(Image: Procare)

This growing medical aid problem in South Africa is becoming increasingly difficult to ignore. Young South Africans are increasingly moving away from private medical schemes, either because they cannot afford to be in one or were never able to join in the first place.

It may seem like a personal budget decision, but industry experts say it's causing a huge headache for the entire healthcare system.

Discovery first sounded the alarm last year, when CEO Adrian Gore warned that the group's flagship Discovery Health Medical Scheme (DHMS) was showing signs of worrying demographic change. Essentially, members are getting older, sicker and more expensive to treat.

Discovery says the average age of DHMS members has increased from 32.3 in 2008 to almost 38, while the proportion of members suffering from chronic diseases has more than doubled, reaching almost 32% in 2024. The reason for this has to do in part with how young, healthy people are leaving the system.

This matters because Medical Aid plans rely on a balancing act: younger members with fewer claims help offset the higher health care costs of older members. When that balance begins to deteriorate, premiums begin to increase.

Luyanda Njilo, senior equity research analyst for healthcare at Nedbank Corporate and Investment Banking, says the pressure is only going to intensify in 2026 as the support base continues to shrink due to South Africa's youth unemployment crisis. Angelo reported that youth unemployment has increased from about 36% in 2015 to 45.8% in the first quarter of 2026.

“So young people are not getting into the Medical Aid scheme and people who are in the Medical Aid scheme are dropping out,” he said.

The knock-on effect is described by Angelo as a spiral.

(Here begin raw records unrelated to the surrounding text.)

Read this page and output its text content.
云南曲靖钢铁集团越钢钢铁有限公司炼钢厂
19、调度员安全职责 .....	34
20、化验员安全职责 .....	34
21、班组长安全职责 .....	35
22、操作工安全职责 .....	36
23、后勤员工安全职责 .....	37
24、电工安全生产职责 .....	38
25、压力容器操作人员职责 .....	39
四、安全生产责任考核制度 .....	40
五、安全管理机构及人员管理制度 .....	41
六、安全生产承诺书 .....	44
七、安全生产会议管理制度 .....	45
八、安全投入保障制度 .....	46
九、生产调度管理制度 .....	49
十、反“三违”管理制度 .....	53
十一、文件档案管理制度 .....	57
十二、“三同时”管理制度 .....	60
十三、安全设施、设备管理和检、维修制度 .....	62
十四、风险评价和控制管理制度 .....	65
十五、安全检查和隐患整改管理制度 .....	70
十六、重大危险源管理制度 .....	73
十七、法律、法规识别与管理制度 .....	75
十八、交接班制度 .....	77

As fewer younger members remain in schemes, Medical Aid is forced to spread rising health care costs across a smaller, older membership base, which pushes up premiums further, making cover even less affordable and prompting more people to drop out.

Medical Aid contributions have long been rising faster than inflation, and Discovery says annual Medicare inflation over the past decade has averaged CPI plus six percentage points.

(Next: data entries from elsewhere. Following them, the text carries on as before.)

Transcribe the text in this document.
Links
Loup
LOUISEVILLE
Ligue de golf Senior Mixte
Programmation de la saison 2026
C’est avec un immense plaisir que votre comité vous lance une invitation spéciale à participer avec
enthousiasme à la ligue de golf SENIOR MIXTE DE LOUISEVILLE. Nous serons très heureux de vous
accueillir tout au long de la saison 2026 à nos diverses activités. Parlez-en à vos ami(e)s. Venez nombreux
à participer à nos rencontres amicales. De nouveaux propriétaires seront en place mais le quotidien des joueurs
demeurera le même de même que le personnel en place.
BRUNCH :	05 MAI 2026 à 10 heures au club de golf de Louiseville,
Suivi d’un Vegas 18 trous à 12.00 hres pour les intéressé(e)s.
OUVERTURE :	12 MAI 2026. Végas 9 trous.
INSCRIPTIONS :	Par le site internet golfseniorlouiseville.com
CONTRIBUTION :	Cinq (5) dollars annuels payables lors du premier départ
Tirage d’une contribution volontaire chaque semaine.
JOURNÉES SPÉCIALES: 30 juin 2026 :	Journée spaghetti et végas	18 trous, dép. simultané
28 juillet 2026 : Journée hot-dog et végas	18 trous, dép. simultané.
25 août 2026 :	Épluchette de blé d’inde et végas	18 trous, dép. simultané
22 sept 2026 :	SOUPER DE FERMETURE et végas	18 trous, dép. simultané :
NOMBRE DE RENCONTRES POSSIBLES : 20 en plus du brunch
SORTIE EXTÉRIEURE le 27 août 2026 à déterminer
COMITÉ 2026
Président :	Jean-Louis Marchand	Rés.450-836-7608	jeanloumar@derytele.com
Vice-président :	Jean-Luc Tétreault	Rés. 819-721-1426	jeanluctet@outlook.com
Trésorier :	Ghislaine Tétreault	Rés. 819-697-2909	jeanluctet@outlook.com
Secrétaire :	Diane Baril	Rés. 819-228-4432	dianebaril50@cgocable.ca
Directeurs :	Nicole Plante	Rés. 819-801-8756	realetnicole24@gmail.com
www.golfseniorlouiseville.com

Angelo believes that if the current trajectory continues, the affordability shortage could become more severe within the next five to 10 years. “If we continue on this trajectory, it will become extremely impossible for people to maintain the Medical Aid scheme.”

Middle-income South Africans may feel the greatest pressure. Njilo cited SARS data showing that about 52% of beneficiaries earn between R200,000 and R500,000 a year, a group that is already vulnerable when salary increases lag behind premium increases.

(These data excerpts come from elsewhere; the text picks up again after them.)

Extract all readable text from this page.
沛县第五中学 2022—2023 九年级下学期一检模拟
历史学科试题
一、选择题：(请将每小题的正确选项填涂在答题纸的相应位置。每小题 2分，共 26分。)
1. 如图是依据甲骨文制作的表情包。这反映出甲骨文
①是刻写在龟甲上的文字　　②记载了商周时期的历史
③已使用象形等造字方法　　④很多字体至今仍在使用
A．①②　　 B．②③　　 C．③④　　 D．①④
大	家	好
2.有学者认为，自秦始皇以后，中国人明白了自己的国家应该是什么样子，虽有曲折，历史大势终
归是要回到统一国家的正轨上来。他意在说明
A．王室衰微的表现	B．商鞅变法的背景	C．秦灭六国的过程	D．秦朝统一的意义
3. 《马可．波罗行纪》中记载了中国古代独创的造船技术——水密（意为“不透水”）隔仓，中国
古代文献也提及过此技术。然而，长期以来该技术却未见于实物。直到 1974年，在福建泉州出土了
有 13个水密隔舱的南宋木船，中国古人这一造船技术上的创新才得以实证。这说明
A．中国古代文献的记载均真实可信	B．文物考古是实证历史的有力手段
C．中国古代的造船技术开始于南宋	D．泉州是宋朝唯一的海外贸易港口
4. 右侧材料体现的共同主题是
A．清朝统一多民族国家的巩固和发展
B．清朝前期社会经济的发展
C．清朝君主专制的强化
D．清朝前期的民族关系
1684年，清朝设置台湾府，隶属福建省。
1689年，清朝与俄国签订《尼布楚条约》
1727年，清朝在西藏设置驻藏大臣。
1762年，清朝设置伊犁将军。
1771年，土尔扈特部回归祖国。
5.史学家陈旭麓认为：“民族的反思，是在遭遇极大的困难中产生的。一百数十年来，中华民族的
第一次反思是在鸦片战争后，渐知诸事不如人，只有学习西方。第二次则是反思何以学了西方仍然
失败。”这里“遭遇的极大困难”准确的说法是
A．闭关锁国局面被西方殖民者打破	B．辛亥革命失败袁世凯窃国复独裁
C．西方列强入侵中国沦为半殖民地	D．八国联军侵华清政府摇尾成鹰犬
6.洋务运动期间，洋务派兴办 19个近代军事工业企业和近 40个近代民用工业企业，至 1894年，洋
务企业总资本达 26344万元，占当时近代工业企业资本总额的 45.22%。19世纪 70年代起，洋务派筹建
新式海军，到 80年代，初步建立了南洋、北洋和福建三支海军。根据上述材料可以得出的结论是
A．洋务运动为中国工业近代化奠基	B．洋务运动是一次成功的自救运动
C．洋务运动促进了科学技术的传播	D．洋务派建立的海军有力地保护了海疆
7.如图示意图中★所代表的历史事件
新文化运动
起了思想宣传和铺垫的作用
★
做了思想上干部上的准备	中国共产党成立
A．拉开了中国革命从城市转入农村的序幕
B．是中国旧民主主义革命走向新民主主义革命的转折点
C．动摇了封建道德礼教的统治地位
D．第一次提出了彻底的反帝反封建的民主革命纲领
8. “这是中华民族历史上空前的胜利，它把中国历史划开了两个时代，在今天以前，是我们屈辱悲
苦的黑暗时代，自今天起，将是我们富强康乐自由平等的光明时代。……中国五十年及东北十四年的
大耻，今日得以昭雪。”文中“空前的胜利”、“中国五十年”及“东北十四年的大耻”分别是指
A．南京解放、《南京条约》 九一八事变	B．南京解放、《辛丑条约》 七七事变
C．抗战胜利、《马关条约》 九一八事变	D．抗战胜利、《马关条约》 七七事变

“If you continue to increase premiums at about 10% while their salaries are growing at 3%, 4% inflation, it becomes increasingly unaffordable for them to maintain the medical aid plan and as a result, they will drop out.”

Angelo argues that the debate around National Health Insurance (NHI) does little to resolve the immediate affordability issue facing private health care. “The NHI will still be funded by the same people as it is funded through the tax base. So it doesn't necessarily solve the current problem,” he said.

Instead, he says the long-term answer lies in economic growth, more formal employment, and a health care model that focuses less on expensive hospital treatment and more on prevention and early diagnosis.

“we need to jobs increaseEspecially large scale formal employment. So we need GDP growth for this,” he said.

Overall, this is a symptomatic cause that needs to be addressed before it gets completely out of control.